Even getting to Graham’s number is mind-boggling. Of course it’s nothing compared to infinity. But that’s a topic for another entry. What’s your favorite gigantic number?
I love the Googolplex: a 1 followed by a Googol zeroes! A Googol is a 1 followed by a hundred zeroes, which can be written thus:
10,000,000,000,000,000,000,000,000,000,000,000,000,000,000,000,000,000,000,000,000,000,000,000,000,000,000,000,000,000,000,000,000,000.
With a Googol
plex, there are less particles in the universe than there are 0s following the 1; like Graham's number, you couldn't write it down or even store it in a computer. It's smaller than Graham's number though.
Speaking of infinity, I've learned in recent years that there are different
types of infinity, and whilst they are labelled in all sorts of ways, the two that make the most sense to me are these:
Divergent Infinity - an infinite series in which the individual elements have a finite limit. For example:
1, 2, 3, 4, 5, 6, 7, 8, 9... (a finite difference of 1 between each number)
2, 4, 6, 8, 10, 12, 14, 16... (a finite difference of 2 between each number)
1, 3, 5, 7, 9, 11, 13, 15... (a finite difference of 2 between each number)
Convergent Infinity - an infinite series in which the individual elements have an undefined limit which tends towards zero or infinity. For example:
1, 1, 2, 3, 5, 8, 13, 21... (each number is the previous two added together, providing differences between each number which tend towards infinity)
0.1, 0.01, 0.001, 0.0001, 0.00001, 0.000001... (the difference between the numbers in this series gets infinitely smaller, tending towards zero)
0.1, 0.11, 0.111, 0.1111, 0.11111, 0.111111... (the difference between the numbers in this series gets infinitely larger, tending towards infinity)

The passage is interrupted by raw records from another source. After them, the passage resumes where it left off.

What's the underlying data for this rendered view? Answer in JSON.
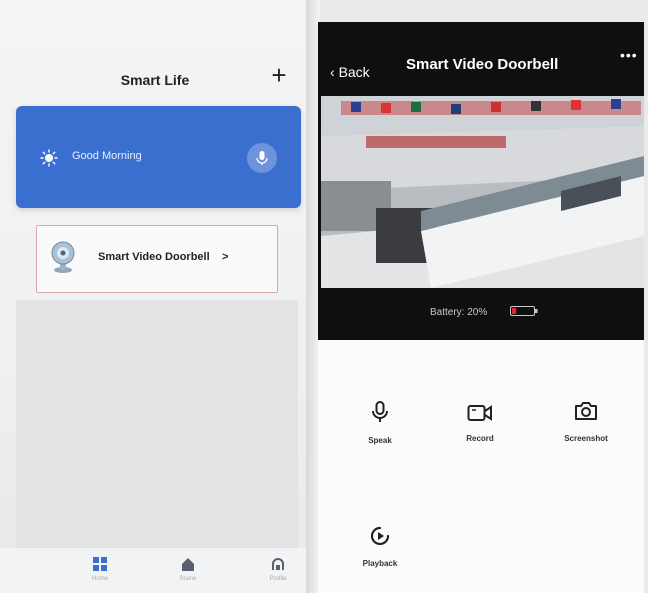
{
  "left_app": {
    "title": "Smart Life",
    "add_icon": "plus-icon",
    "greeting": {
      "text": "Good Morning",
      "weather_icon": "sun-icon",
      "action_icon": "microphone-icon",
      "background": "#3b6fcf"
    },
    "device": {
      "name": "Smart Video Doorbell",
      "chevron": ">",
      "icon": "camera-device-icon"
    },
    "bottom_nav": [
      {
        "label": "Home",
        "icon": "grid-icon"
      },
      {
        "label": "Scene",
        "icon": "house-icon"
      },
      {
        "label": "Profile",
        "icon": "profile-icon"
      }
    ]
  },
  "right_app": {
    "back_label": "Back",
    "title": "Smart  Video Doorbell",
    "more_label": "•••",
    "battery_text": "Battery: 20%",
    "battery_level": 0.2,
    "battery_color": "#e0243a",
    "controls": [
      {
        "label": "Speak",
        "icon": "microphone-icon"
      },
      {
        "label": "Record",
        "icon": "video-camera-icon"
      },
      {
        "label": "Screenshot",
        "icon": "camera-icon"
      },
      {
        "label": "Playback",
        "icon": "playback-icon"
      }
    ]
  }
}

It helps to explain why there is an infinite series of whole numbers (1, 2, 3, 4, 5, 6, 7, 8, 9...) but there is
also and infinite number of subdivisions between each whole number (0.1, 0.11, 0.111, 0.1111, 0.11111...)
A thought I've always found interesting is: where do you start counting between 0 and 1?

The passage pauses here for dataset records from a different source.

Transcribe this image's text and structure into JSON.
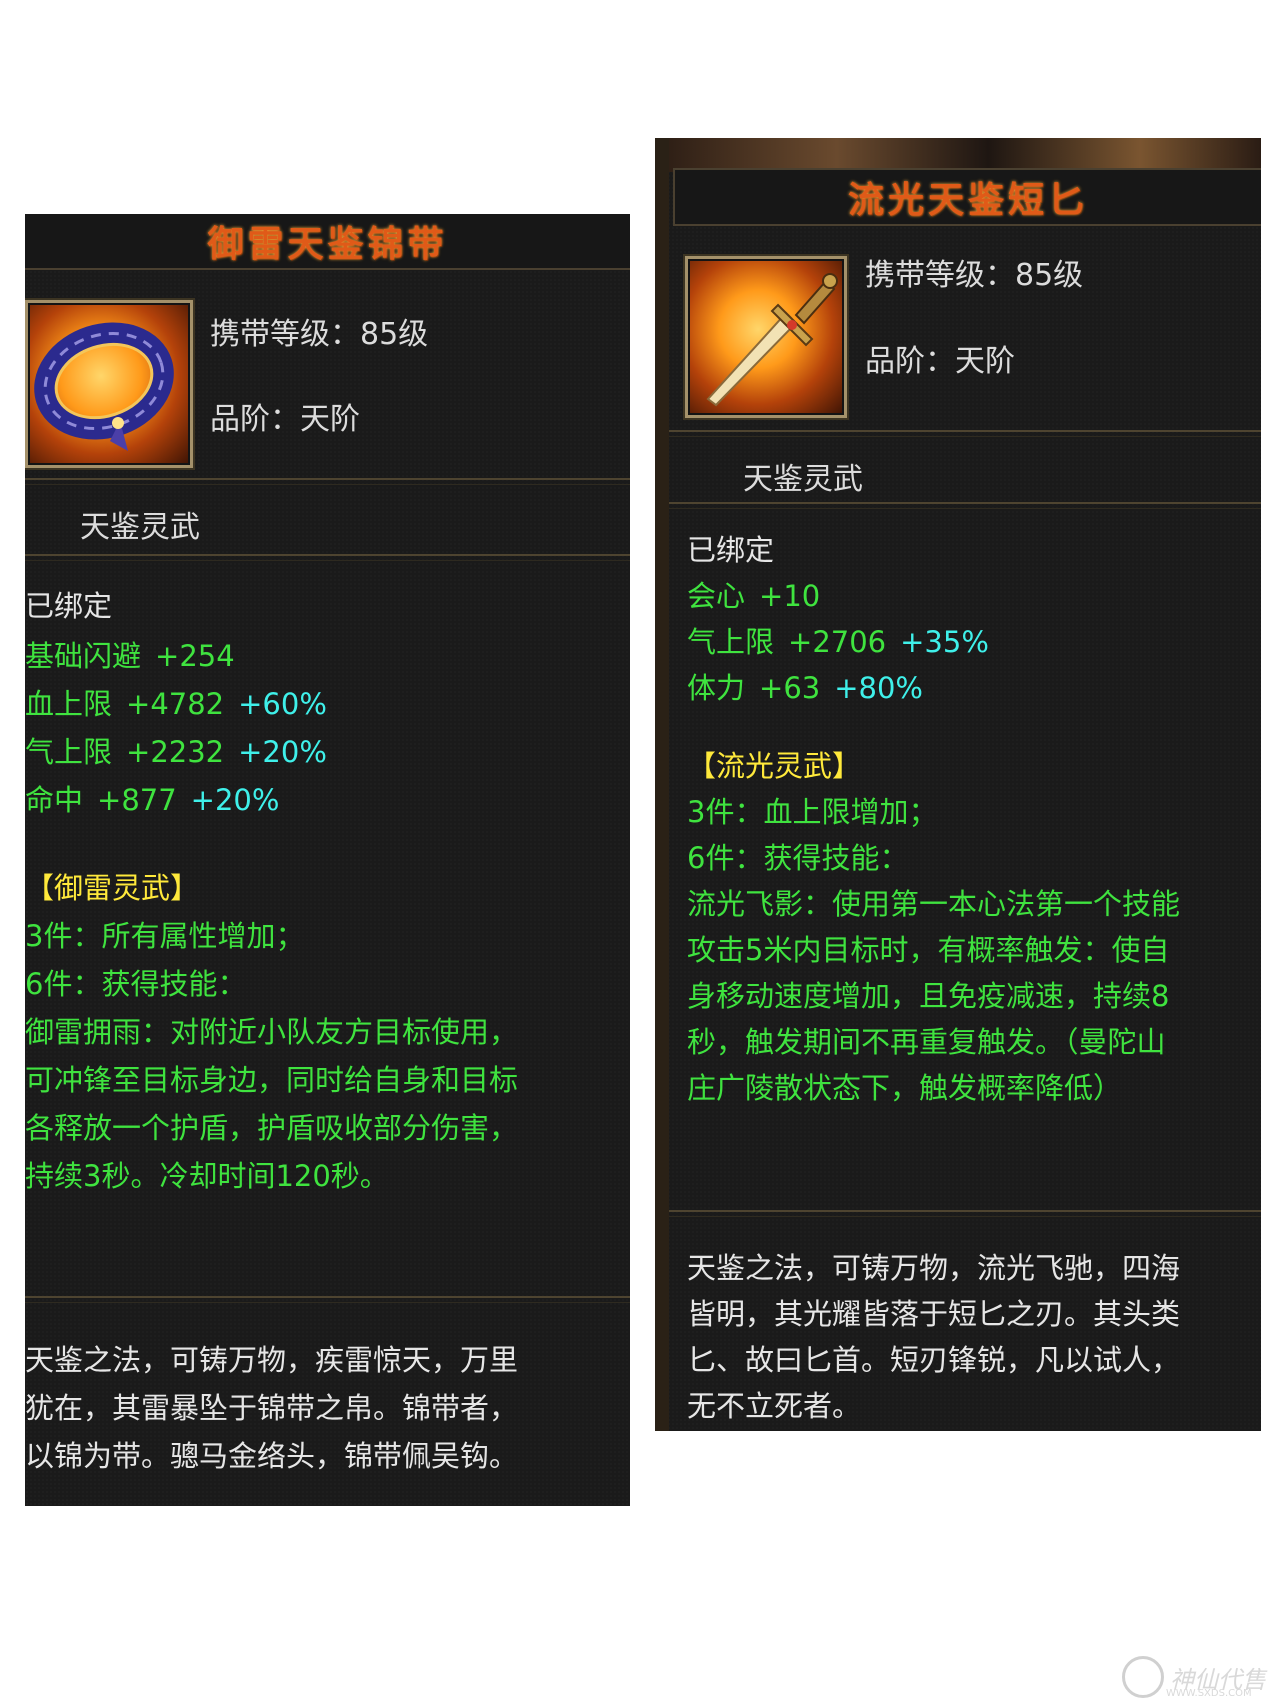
{
  "left_item": {
    "title": "御雷天鉴锦带",
    "carry_level": "携带等级：85级",
    "grade": "品阶：天阶",
    "subtype": "天鉴灵武",
    "bound": "已绑定",
    "stats": [
      {
        "name": "基础闪避",
        "value": "+254",
        "percent": ""
      },
      {
        "name": "血上限",
        "value": "+4782",
        "percent": "+60%"
      },
      {
        "name": "气上限",
        "value": "+2232",
        "percent": "+20%"
      },
      {
        "name": "命中",
        "value": "+877",
        "percent": "+20%"
      }
    ],
    "set_name": "【御雷灵武】",
    "set_effects": [
      "3件：所有属性增加；",
      "6件：获得技能：",
      "御雷拥雨：对附近小队友方目标使用，",
      "可冲锋至目标身边，同时给自身和目标",
      "各释放一个护盾，护盾吸收部分伤害，",
      "持续3秒。冷却时间120秒。"
    ],
    "description": [
      "天鉴之法，可铸万物，疾雷惊天，万里",
      "犹在，其雷暴坠于锦带之帛。锦带者，",
      "以锦为带。骢马金络头，锦带佩吴钩。"
    ],
    "icon": "jade-belt-icon"
  },
  "right_item": {
    "title": "流光天鉴短匕",
    "carry_level": "携带等级：85级",
    "grade": "品阶：天阶",
    "subtype": "天鉴灵武",
    "bound": "已绑定",
    "stats": [
      {
        "name": "会心",
        "value": "+10",
        "percent": ""
      },
      {
        "name": "气上限",
        "value": "+2706",
        "percent": "+35%"
      },
      {
        "name": "体力",
        "value": "+63",
        "percent": "+80%"
      }
    ],
    "set_name": "【流光灵武】",
    "set_effects": [
      "3件：血上限增加；",
      "6件：获得技能：",
      "流光飞影：使用第一本心法第一个技能",
      "攻击5米内目标时，有概率触发：使自",
      "身移动速度增加，且免疫减速，持续8",
      "秒，触发期间不再重复触发。（曼陀山",
      "庄广陵散状态下，触发概率降低）"
    ],
    "description": [
      "天鉴之法，可铸万物，流光飞驰，四海",
      "皆明，其光耀皆落于短匕之刃。其头类",
      "匕、故曰匕首。短刃锋锐，凡以试人，",
      "无不立死者。"
    ],
    "icon": "dagger-icon"
  },
  "watermark": {
    "text": "神仙代售",
    "url": "WWW.SXDS.COM",
    "icon": "mascot-logo-icon"
  },
  "colors": {
    "title": "#e05a18",
    "panel_bg": "#1a1a1a",
    "stat_base": "#3fe33f",
    "stat_percent": "#3ff0ea",
    "set_name": "#ffe93b",
    "text": "#e6e6e6"
  }
}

0.0000000000000000000000000000000000000000000000000000000000000000000000000000001? Well, why not
0.00000000000000000000000000000000000000000000000000000000000000000000000000000001?
0.(0 recurring) is one of my favourite infinite numbers, for this reason. It never even
starts counting towards 1, it just exists in all its glory as a divergently infinite number.